Movies or shows — definitely. I wrote them in the three act format so that the plots can be easily / readily transferred to the screen, big or little. I learned that lesson with Germline. Brad Pitt, Christopher Marcus, and Stephen McFeely tried to sell Germline to the major motion picture studios, but had to completely rework the plot because it was written in such a random fashion outside the three act format.
I don’t know about games.

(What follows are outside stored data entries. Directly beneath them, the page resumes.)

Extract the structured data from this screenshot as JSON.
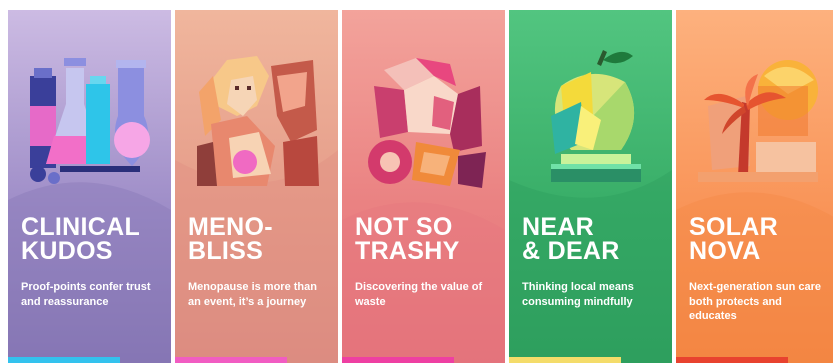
{
  "cards": [
    {
      "title": "CLINICAL\nKUDOS",
      "description": "Proof-points confer trust and reassurance",
      "accent_color": "#33c2ee",
      "background": [
        "#cbb9e2",
        "#9a88c4",
        "#8575b2"
      ],
      "icon": "lab-flasks-icon"
    },
    {
      "title": "MENO-\nBLISS",
      "description": "Menopause is more than an event, it’s a journey",
      "accent_color": "#f15cc2",
      "background": [
        "#f0b59c",
        "#e49a88",
        "#dc8d80"
      ],
      "icon": "woman-portrait-icon"
    },
    {
      "title": "NOT SO\nTRASHY",
      "description": "Discovering the value of waste",
      "accent_color": "#ee3fa2",
      "background": [
        "#f2a19a",
        "#ea7f80",
        "#e5727a"
      ],
      "icon": "crumpled-waste-icon"
    },
    {
      "title": "NEAR\n& DEAR",
      "description": "Thinking local means consuming mindfully",
      "accent_color": "#f4dc6a",
      "background": [
        "#4fc37f",
        "#37ad67",
        "#2fa05e"
      ],
      "icon": "apple-on-pedestal-icon"
    },
    {
      "title": "SOLAR\nNOVA",
      "description": "Next-generation sun care both protects and educates",
      "accent_color": "#e8422f",
      "background": [
        "#fdb07c",
        "#f9935a",
        "#f4843f"
      ],
      "icon": "sun-palm-icon"
    }
  ]
}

I suspect the stories would transfer over, but I’m not much of a gamer, so it’s hard for me to say.
So if Brad, Christopher, and Stephen wanted to turn the Tyger books into a movie or show, who would you want them to cast as Maung, San, and the other main characters?

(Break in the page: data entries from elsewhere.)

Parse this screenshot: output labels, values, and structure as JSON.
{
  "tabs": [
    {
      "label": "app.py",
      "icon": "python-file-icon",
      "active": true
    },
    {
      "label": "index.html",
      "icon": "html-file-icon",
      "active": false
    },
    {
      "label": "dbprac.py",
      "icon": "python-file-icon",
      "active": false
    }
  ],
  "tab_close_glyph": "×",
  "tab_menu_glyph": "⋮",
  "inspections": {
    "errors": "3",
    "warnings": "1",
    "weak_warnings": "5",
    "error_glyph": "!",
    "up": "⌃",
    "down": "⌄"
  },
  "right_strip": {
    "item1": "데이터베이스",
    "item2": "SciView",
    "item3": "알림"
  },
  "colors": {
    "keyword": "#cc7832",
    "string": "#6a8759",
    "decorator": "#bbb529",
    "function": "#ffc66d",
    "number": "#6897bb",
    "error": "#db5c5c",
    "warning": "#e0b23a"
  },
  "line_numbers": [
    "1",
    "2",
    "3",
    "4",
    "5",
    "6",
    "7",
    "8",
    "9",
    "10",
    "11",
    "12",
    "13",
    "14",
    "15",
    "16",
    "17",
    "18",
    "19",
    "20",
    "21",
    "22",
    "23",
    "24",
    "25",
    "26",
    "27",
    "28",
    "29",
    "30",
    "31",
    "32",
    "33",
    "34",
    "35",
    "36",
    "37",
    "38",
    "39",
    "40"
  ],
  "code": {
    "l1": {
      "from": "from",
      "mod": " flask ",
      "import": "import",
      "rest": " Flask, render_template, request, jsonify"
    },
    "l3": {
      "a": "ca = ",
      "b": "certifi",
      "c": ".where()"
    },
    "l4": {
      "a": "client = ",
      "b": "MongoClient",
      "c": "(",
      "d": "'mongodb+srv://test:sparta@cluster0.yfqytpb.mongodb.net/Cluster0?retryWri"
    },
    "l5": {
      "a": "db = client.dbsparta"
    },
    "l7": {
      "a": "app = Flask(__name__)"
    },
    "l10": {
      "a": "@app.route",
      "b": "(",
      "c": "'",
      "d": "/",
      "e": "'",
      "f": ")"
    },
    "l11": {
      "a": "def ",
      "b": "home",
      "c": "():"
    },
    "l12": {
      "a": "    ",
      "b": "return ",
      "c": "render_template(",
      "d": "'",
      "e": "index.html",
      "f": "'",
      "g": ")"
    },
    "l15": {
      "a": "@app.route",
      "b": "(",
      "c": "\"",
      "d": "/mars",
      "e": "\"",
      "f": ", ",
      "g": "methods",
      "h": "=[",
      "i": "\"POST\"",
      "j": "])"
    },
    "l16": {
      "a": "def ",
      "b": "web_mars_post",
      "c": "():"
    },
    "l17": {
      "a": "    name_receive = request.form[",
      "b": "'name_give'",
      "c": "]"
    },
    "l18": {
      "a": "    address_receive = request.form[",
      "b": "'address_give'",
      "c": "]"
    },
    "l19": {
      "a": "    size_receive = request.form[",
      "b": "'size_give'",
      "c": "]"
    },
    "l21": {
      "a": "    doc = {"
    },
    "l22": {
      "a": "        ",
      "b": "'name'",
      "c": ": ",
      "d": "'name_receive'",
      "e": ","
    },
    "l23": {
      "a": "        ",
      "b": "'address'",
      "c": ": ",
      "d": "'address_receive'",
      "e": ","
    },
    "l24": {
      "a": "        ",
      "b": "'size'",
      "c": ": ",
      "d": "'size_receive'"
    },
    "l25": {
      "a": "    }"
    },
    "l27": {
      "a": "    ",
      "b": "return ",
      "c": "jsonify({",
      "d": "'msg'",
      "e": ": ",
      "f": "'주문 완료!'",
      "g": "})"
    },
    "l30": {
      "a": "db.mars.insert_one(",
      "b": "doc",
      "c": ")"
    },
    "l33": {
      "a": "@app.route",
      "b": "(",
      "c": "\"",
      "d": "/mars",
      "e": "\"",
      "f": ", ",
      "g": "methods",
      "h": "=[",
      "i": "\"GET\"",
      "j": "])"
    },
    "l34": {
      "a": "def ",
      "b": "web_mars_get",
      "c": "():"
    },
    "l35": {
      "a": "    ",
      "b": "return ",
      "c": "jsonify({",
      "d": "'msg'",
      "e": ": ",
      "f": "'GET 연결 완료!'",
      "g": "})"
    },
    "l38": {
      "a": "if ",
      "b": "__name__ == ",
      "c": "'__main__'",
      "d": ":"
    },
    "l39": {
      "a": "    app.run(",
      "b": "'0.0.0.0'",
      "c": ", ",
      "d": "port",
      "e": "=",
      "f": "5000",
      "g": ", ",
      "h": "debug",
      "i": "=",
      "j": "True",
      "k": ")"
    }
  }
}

For Maung: B.D. Wong. Have you seen this guy act? He has incredible range and I’ve loved him in every role he’s ever played. Especially the dad in Fresh Off The Boat. He’s just brilliant and I think of him every time I think of Maung.

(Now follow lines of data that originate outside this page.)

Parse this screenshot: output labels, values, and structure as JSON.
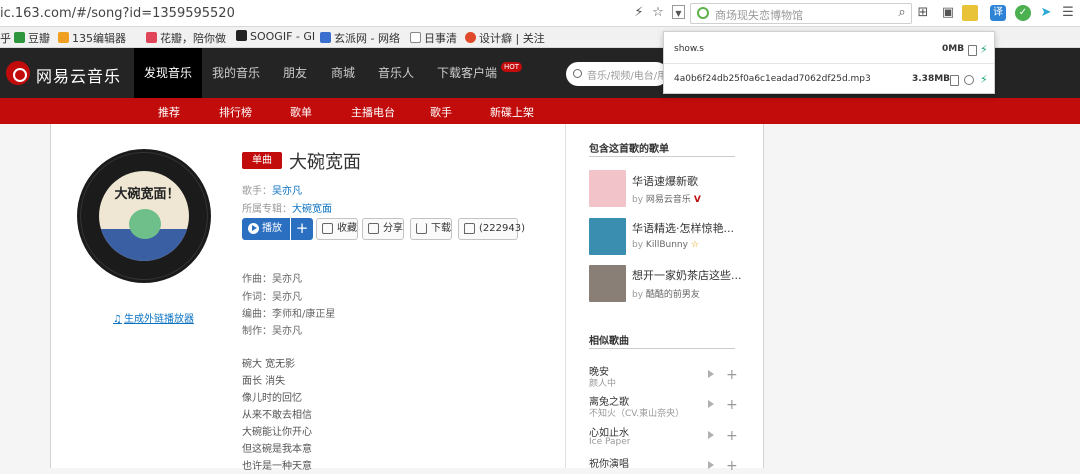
{
  "browser": {
    "url": "ic.163.com/#/song?id=1359595520",
    "search_placeholder": "商场现失恋博物馆",
    "bookmarks": [
      "乎",
      "豆瓣",
      "135编辑器",
      "花瓣，陪你做",
      "SOOGIF - GI",
      "玄派网 - 网络",
      "日事清",
      "设计癖 | 关注"
    ]
  },
  "download_popup": {
    "items": [
      {
        "name": "show.s",
        "size": "0MB"
      },
      {
        "name": "4a0b6f24db25f0a6c1eadad7062df25d.mp3",
        "size": "3.38MB"
      }
    ]
  },
  "site": {
    "logo": "网易云音乐",
    "nav": [
      "发现音乐",
      "我的音乐",
      "朋友",
      "商城",
      "音乐人",
      "下载客户端"
    ],
    "hot_badge": "HOT",
    "search_placeholder": "音乐/视频/电台/用户",
    "subnav": [
      "推荐",
      "排行榜",
      "歌单",
      "主播电台",
      "歌手",
      "新碟上架"
    ]
  },
  "song": {
    "tag": "单曲",
    "title": "大碗宽面",
    "singer_label": "歌手：",
    "singer": "吴亦凡",
    "album_label": "所属专辑：",
    "album": "大碗宽面",
    "cover_text": "大碗宽面！",
    "buttons": {
      "play": "播放",
      "add": "+",
      "collect": "收藏",
      "share": "分享",
      "download": "下载",
      "comments": "(222943)"
    },
    "external_player": "生成外链播放器",
    "credits": [
      "作曲：吴亦凡",
      "作词：吴亦凡",
      "编曲：李师和/康正星",
      "制作：吴亦凡"
    ],
    "lyrics": [
      "碗大 宽无影",
      "面长 消失",
      "像儿时的回忆",
      "从来不敢去相信",
      "大碗能让你开心",
      "但这碗是我本意",
      "也许是一种天意"
    ]
  },
  "sidebar": {
    "playlists_heading": "包含这首歌的歌单",
    "playlists": [
      {
        "title": "华语速爆新歌",
        "by_label": "by",
        "author": "网易云音乐",
        "badge": "V",
        "thumb_color": "#f2c4c9"
      },
      {
        "title": "华语精选·怎样惊艳...",
        "by_label": "by",
        "author": "KillBunny",
        "badge": "☆",
        "thumb_color": "#3a8fb0"
      },
      {
        "title": "想开一家奶茶店这些...",
        "by_label": "by",
        "author": "酷酷的前男友",
        "badge": "",
        "thumb_color": "#8a7f77"
      }
    ],
    "similar_heading": "相似歌曲",
    "similar": [
      {
        "title": "晚安",
        "artist": "颜人中"
      },
      {
        "title": "离兔之歌",
        "artist": "不知火（CV.東山奈央）"
      },
      {
        "title": "心如止水",
        "artist": "Ice Paper"
      },
      {
        "title": "祝你演唱",
        "artist": ""
      }
    ]
  },
  "colors": {
    "brand_red": "#c20c0c",
    "nav_dark": "#242424",
    "link_blue": "#0c73c2"
  }
}
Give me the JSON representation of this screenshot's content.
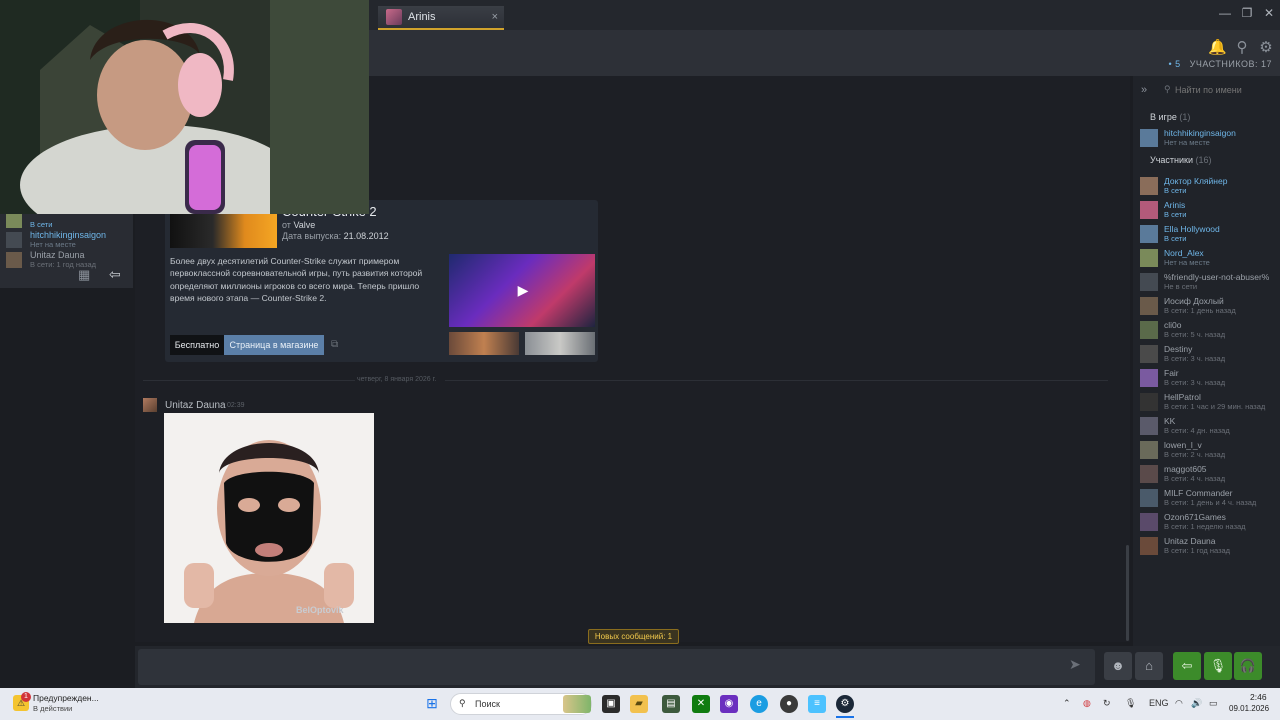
{
  "tabs": [
    {
      "label": "Arinis",
      "close": "×"
    }
  ],
  "window": {
    "minimize": "—",
    "restore": "❐",
    "close": "✕"
  },
  "header": {
    "icons": [
      "bell-icon",
      "add-user-icon",
      "settings-icon"
    ],
    "member_count_prefix": "• 5",
    "member_count": "УЧАСТНИКОВ: 17"
  },
  "game_card": {
    "title": "Counter-Strike 2",
    "developer_prefix": "от",
    "developer": "Valve",
    "release_label": "Дата выпуска:",
    "release_date": "21.08.2012",
    "description": "Более двух десятилетий Counter-Strike служит примером первоклассной соревновательной игры, путь развития которой определяют миллионы игроков со всего мира. Теперь пришло время нового этапа — Counter-Strike 2.",
    "free_button": "Бесплатно",
    "store_button": "Страница в магазине",
    "play": "▶"
  },
  "date_divider": "четверг, 8 января 2026 г.",
  "message": {
    "author": "Unitaz Dauna",
    "time": "02:39",
    "image_watermark": "BelOptovik"
  },
  "new_messages": "Новых сообщений: 1",
  "input": {
    "placeholder": "",
    "send": "➤",
    "emoji": "☻",
    "attach": "⌂"
  },
  "voice": {
    "leave": "⇦",
    "mic": "🎙",
    "headset": "🎧"
  },
  "right_panel": {
    "collapse": "»",
    "search_placeholder": "Найти по имени",
    "sections": {
      "in_game": {
        "label": "В игре",
        "count": "(1)"
      },
      "members": {
        "label": "Участники",
        "count": "(16)"
      }
    },
    "in_game_members": [
      {
        "name": "hitchhikinginsaigon",
        "status": "Нет на месте",
        "kind": "away"
      }
    ],
    "members": [
      {
        "name": "Доктор Кляйнер",
        "status": "В сети",
        "kind": "online"
      },
      {
        "name": "Arinis",
        "status": "В сети",
        "kind": "online"
      },
      {
        "name": "Ella Hollywood",
        "status": "В сети",
        "kind": "online"
      },
      {
        "name": "Nord_Alex",
        "status": "Нет на месте",
        "kind": "away"
      },
      {
        "name": "%friendly-user-not-abuser%",
        "status": "Не в сети",
        "kind": "offline"
      },
      {
        "name": "Иосиф Дохлый",
        "status": "В сети: 1 день назад",
        "kind": "offline"
      },
      {
        "name": "cli0o",
        "status": "В сети: 5 ч. назад",
        "kind": "offline"
      },
      {
        "name": "Destiny",
        "status": "В сети: 3 ч. назад",
        "kind": "offline"
      },
      {
        "name": "Fair",
        "status": "В сети: 3 ч. назад",
        "kind": "offline"
      },
      {
        "name": "HellPatrol",
        "status": "В сети: 1 час и 29 мин. назад",
        "kind": "offline"
      },
      {
        "name": "KK",
        "status": "В сети: 4 дн. назад",
        "kind": "offline"
      },
      {
        "name": "lowen_l_v",
        "status": "В сети: 2 ч. назад",
        "kind": "offline"
      },
      {
        "name": "maggot605",
        "status": "В сети: 4 ч. назад",
        "kind": "offline"
      },
      {
        "name": "MILF Commander",
        "status": "В сети: 1 день и 4 ч. назад",
        "kind": "offline"
      },
      {
        "name": "Ozon671Games",
        "status": "В сети: 1 неделю назад",
        "kind": "offline"
      },
      {
        "name": "Unitaz Dauna",
        "status": "В сети: 1 год назад",
        "kind": "offline"
      }
    ]
  },
  "left_panel": {
    "members": [
      {
        "name": "",
        "status": "В сети",
        "kind": "online"
      },
      {
        "name": "hitchhikinginsaigon",
        "status": "Нет на месте",
        "kind": "away"
      },
      {
        "name": "Unitaz Dauna",
        "status": "В сети: 1 год назад",
        "kind": "offline"
      }
    ],
    "schedule_icon": "▦",
    "leave_icon": "⇦"
  },
  "taskbar": {
    "notification_title": "Предупрежден...",
    "notification_sub": "В действии",
    "notification_badge": "1",
    "search_placeholder": "Поиск",
    "language": "ENG",
    "time": "2:46",
    "date": "09.01.2026"
  },
  "colors": {
    "accent": "#6fb6e8",
    "in_game": "#8fc45a",
    "voice_green": "#3c8b2a",
    "tab_highlight": "#d1a32c"
  }
}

For San: Lana Condor. She has San written all over her. I’ve only seen a little of her acting, but even that little bit suggests she’s a major talent on the verge of breaking out.
Nan: Lucy Liu. Because I’ve always loved her and now she’s the perfect age for this role.
Win: Andrew Koji. I binge watched his series on Showtime where he’s a kung fu fighter in 1800s San Francisco, Showtime, and the guy can play good guy or bad guy. He has the perfect look for an evil character like Win.
Zhelnikov: David Dastmalchian. After seeing the new Dune movie, only David could be Zhelnikov.
The Bishop: he only makes a brief appearance in Tyger Bright, but there’s this still unknown actor in Hollywood, Camden Pace, who was the inspiration behind this character. Camden is an up and comer, and would be perfect.
Finally, if someone enjoys Tyger Bright, which of your other novels would you suggest they read next and why that one?
Start at the beginning, the one that started it all: Germline.